自分にとっては二晩連続の夜行列車(1997年4月30日の上り寝台特急「富士」)旅なので浜松(21:34-36)を発車早々に就寝して翌朝目が覚めたのは朝6時の岩国駅通過した辺りで寝不足だからという事はないけど久々によく寝た。洗顔を歯磨きを終えて着替え終わると列車は海沿いを走り、周防大島が見えてくると神代~大畠の有名撮影地を走って柳井(6:26-26)に到着した。柳井駅では弁当(駅弁ではないのであえて弁当と記述)積み込みはなかった様だが列車は下松(6:48-48)に到着すると1号車から6号車は寝台は使えなくなってヒルネのB立席特急券でも乗れるようになる。

 

徳山駅は先頭の1号車から車内販売が乗り込むので早めに先頭車まで歩いて行くと基本編成のB寝台は結構乗ってたけど1号車と2号車は殆ど空いていて笑い。徳山(6:55-56)に停車すると1号車の先頭デッキから車内販売員が乗り込んで来て早速車内販売スタートだが自分は4番目であったけど徳島駅の幕内弁当を3個、更にお茶も合わせて購入して12号車まで戻った。既に嫁と子供にお茶と弁当を渡して各自自分の個室で食べるにもいいし、僕の部屋に集まってもいいと伝えると家族が3番個室に集結。個室の窓から瀬戸内の海が見えないのが難点だが家族で食べた徳山の幕内弁当も美味かった。

 

寝台特急はやぶさ」は防府(7:19-20)や宇部(7:57-57)に停車しながら本州最西端の駅でもある下関(8:34-39)に到着するので機関車確認するために子供と嫁を連れて車内を移動してホームの一番前に行くとJR九州・大分運転所のEF81-400番台ではなくて、JR貨物・門司機関区のEF81-302が「はやぶさ」のマークを付けており驚いた。
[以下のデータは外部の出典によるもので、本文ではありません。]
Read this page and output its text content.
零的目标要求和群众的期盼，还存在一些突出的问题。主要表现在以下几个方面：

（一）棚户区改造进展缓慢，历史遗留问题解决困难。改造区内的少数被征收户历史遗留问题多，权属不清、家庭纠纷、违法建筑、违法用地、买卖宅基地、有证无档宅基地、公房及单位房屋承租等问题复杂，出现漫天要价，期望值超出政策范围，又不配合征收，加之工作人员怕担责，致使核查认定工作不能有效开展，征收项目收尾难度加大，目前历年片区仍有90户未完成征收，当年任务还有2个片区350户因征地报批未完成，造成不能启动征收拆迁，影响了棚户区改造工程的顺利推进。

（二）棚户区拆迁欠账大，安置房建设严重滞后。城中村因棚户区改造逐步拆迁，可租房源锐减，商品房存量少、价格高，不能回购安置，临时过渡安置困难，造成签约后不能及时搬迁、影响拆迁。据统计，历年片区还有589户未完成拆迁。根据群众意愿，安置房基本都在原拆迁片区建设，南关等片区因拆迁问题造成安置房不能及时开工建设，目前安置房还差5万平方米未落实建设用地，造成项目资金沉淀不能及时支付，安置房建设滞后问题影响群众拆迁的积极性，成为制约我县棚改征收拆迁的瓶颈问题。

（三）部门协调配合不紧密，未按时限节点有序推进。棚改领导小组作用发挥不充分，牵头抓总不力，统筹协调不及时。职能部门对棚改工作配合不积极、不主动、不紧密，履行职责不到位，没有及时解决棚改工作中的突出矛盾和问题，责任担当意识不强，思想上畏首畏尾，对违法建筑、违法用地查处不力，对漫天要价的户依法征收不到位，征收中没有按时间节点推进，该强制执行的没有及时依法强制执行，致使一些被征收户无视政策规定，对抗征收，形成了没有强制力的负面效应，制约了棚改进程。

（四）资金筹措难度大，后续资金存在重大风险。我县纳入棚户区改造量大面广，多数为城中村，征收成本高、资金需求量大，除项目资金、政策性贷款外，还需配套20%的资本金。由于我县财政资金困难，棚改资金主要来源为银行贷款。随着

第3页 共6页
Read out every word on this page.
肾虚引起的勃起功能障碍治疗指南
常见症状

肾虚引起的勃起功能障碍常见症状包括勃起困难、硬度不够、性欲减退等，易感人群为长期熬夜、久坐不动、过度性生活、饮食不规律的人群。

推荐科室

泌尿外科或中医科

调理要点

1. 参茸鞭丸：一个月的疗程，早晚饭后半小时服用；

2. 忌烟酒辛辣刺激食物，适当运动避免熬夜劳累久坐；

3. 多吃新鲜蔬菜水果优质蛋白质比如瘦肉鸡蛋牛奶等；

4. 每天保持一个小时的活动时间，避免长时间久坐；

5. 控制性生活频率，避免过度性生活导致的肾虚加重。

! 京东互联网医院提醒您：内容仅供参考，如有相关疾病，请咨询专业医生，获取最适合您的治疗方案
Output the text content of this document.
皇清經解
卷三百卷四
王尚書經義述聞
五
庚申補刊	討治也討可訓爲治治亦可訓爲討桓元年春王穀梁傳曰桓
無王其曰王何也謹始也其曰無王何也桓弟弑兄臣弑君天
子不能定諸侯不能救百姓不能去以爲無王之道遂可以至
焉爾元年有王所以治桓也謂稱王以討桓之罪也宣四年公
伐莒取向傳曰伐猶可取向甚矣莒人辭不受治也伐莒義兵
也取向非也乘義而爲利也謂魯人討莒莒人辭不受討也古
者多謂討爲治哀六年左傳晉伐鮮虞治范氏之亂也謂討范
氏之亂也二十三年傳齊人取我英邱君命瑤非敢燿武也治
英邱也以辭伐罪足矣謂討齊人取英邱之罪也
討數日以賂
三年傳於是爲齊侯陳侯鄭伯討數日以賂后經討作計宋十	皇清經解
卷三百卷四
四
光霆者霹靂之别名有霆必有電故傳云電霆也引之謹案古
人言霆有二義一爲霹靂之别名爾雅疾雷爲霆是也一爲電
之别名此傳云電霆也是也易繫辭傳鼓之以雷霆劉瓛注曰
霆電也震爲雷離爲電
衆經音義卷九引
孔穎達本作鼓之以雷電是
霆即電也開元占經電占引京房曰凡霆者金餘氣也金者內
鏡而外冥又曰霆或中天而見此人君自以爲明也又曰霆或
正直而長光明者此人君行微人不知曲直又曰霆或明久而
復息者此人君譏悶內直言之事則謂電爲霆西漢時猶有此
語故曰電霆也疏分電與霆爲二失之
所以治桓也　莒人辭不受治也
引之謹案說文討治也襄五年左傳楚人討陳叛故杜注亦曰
「みずほ」と「あさかぜ」の廃止で機関車を整理した大分運転所だが1996年からA45仕業(3レ「さくら」)とA51仕業(31レ「なは」)の旅客運用を受け持っているため、他の寝台特急牽引・機関車運用もJR貨物・門司機関区が稀に運用へ入る様である。

 

車体のボディーがコルゲート状に加工してあるEF81-300番台は国鉄時代は門司機関区に所属してEF30と一緒に関門間の専用機として活躍していたがデビューした時はステンレスのラッカー塗装だけのなのだがその後に内郷機関区へ転属してローズピンク色の交直両用機関車のスタンダードな色になってしまったが子供は変わった風貌の機関車に喜んでいた(因みに長男は安中貨物「いわき駅から安中駅までの貨物列車」撮影でこの機関車と10数年後に運命的な再会を果たす)。下関駅を発車すると列車は坂を下って関門隧道に入るが地上に出るとデットセクションを過ぎると門司(8:46-52)に到着。

 

門司からは鹿児島本線日豊本線などAC20kV(60Hz)なので大分運転所のED76-90が連結されて終着西鹿児島駅まで牽引する。機関車の前で記念写真のシャッターを駅員?に押してもらい、急いで12号車まで移動するが発車時刻が迫り、7号車くらいから車内を移動して遠い遠い我が12号車まで歩いて移動したらかなりのいい運動になった筈であるが嫁は食後の運動にバテバテであった。車内販売が回ってきたのでホットコーヒーを求めると嫁も追加して息子はコーラを注文。門司を発車すると列車は長かった山陽本線とは別れて鹿児島本線に入り、小倉(8:59-9:00)に到着した。

 

走るにつれて福岡市の中心に近付いている事がわかるが、すれ違う優等列車も特急「つばめ」(787系)、特急「有明」(783系ハイパーサルーン)、ソニックにちりん(883系)、「にちりんシーガイア」(787系)等初めて見る特急電車も多くて息子は始めて見る車両に大わらわだったらしいけど寝台特急はやぶさ」は九州の中心駅でもある博多(9:53-54)に到着した。博多を発車すると特急「かもめ」「みどり」「ハウステンボス」なども混じって我が子の頭の中はパニックしそうだが久々に九州上陸した俺も大差ないレベル。新型鉄道車両の情報は入るには入るけど基本電車は興味ないので初心者同様であります。

 

原田~けやき台間で福岡県から佐賀県に入り、寝台特急はやぶさ」も残るところ熊本県と鹿児島県のみとなったが、鳥栖(10:19-20)の2分停車では食べ比べようと中央軒の焼売単品(350円)を購入する事に成功したのでお昼にでも家族でつまんでみよう。8分で久留米(10:29-30)に停車するが、列車は先ほど書いたように福岡県から佐賀県に入ったのだが久留米駅はまた福岡県に戻ってしまい、大牟田駅まで福岡県を走るのだ。福岡県と佐賀県を行きつ戻りつする線形は異様に特殊みたいだけど致し方ない。やっとの思いで大牟田(11:03-08)に到着してやっと熊本県に入った。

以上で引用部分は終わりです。